Le premier album d’un Équatorien qui relie le nouveau et l’ancien.
La semaine dernière, on découvrait via une production vidéo du label argentin ZZK Records (NuLatAm Sound, via ZZK Films), le hip hop, qui tend tout de même souvent vers la pop, de l’Équatorien Mateo Kingman, l’un des protagonistes centraux de ce petit documentaire (que l’on vous recommande chaudement), et qui vient justement de faire paraître son premier album, le très sensoriel Respira, chez AYA Records, sous-division de ZZK. Un an après Nicolá Cruz, de nouveau, la manifestation de la formidable vitalité de la scène indé équatorienne.

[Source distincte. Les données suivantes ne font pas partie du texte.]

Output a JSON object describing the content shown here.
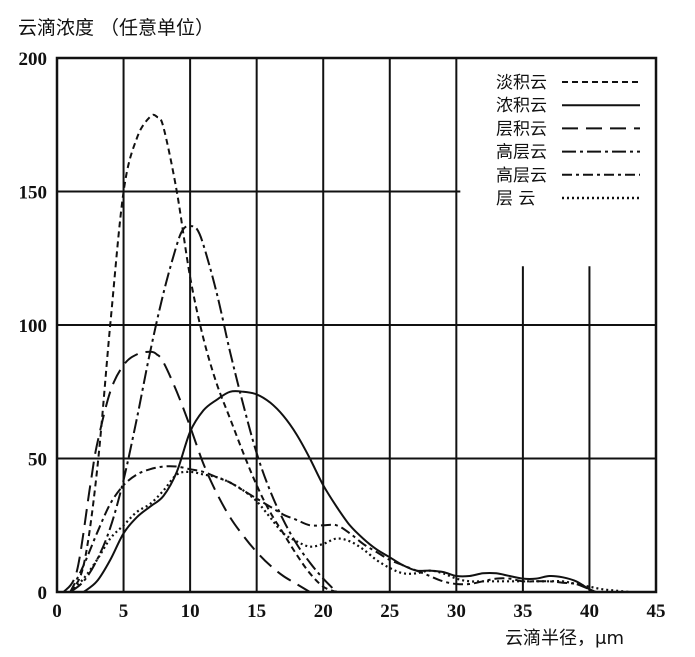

Dans la vidéo en question, le producteur, qui chante également sur chacun de ses morceaux, expliquait les liens intimes qui lient depuis quelques années la scène indé équatorienne aux tribus séculaires de la forêt amazoniennes, elle qui profite des formidables possibilités offertes par le monde moderne pour rendre hommage, à leur manière, à ces chants, qui distinguent le sacré et le profane dans le fond mais jamais tellement dans la forme, et qui continuent à être entonnés au milieu de la verdure épaisse et sauvage de la plus vaste épaisse du continent.
Et ce disque, il en est une illustration idéale, de cette rencontre providentielle. Parce que Mateo, destin pas banal, y a grandi, dans cette forêt. Non pas à la manière de L’Enfant Sauvage de Truffaut ou à celle de celui de Kipling / Disney, mais quand même. Il y a suivi ses parents à l’âge de 5 ans (parce que ce n’est pas tellement l’âge où l’on peut décider de grand-chose), d’anciens guérilleros gauchos débarqués dans le coin afin de vivre aux côtés des Shuars, l’un des peuples amérindiens les plus importants et les plus anciens de la région. Le profond métissage, dès le plus jeune âge.
Plus tard, sa famille et lui joindront Quito, la capitale équatorienne, un changement d’environnement et d’interlocuteurs forcément conséquent et pas étranger, on s’en doute, à l’identité de cet album à lire autant comme le parcours de vie d’un individu que comme celui d’une nation, confrontée à la problématique de la gestion de la tradition, encore prégnante, au sein d’un pays en voie de modernisation forcément ascendante. On y retrouve ainsi un mix entre la verdure d’hier (les samples organiques, issus de l’Amazonie) et le béton d’aujourd’hui (le hip hop, la cumbia, la pop, le rock, l’électro planante…), et une ode spirituelle à ce pays chéri véhiculée par quelques petits tubes en puissance (« Sendero del Monde », « Lluvia », « Respira ») et par un flow tantôt fasciné, tantôt préoccupé, toujours résolument optimiste.
Un disque, on le disait, que l’on devra bien mettre en relation, parce que les ambitions concordent et parce que les personnes qui en sont à l’origine convergent, avec le premier album d’un autre équatorien, Nicolá Cruz,, lui qui a sorti l’an passé le fascinant Prender El Alma (récemment remixé), lui aussi orienté vers la valorisation de sonorités anciennes par le biais d’une electronica anthropologique, qui rend hommages aux anciens et fait bouger les corps des contemporains. Au pied de la Cordillère des Andes, le renouveau.
Mateo Kingman, Respira, 2016, AYA Records, 40 min.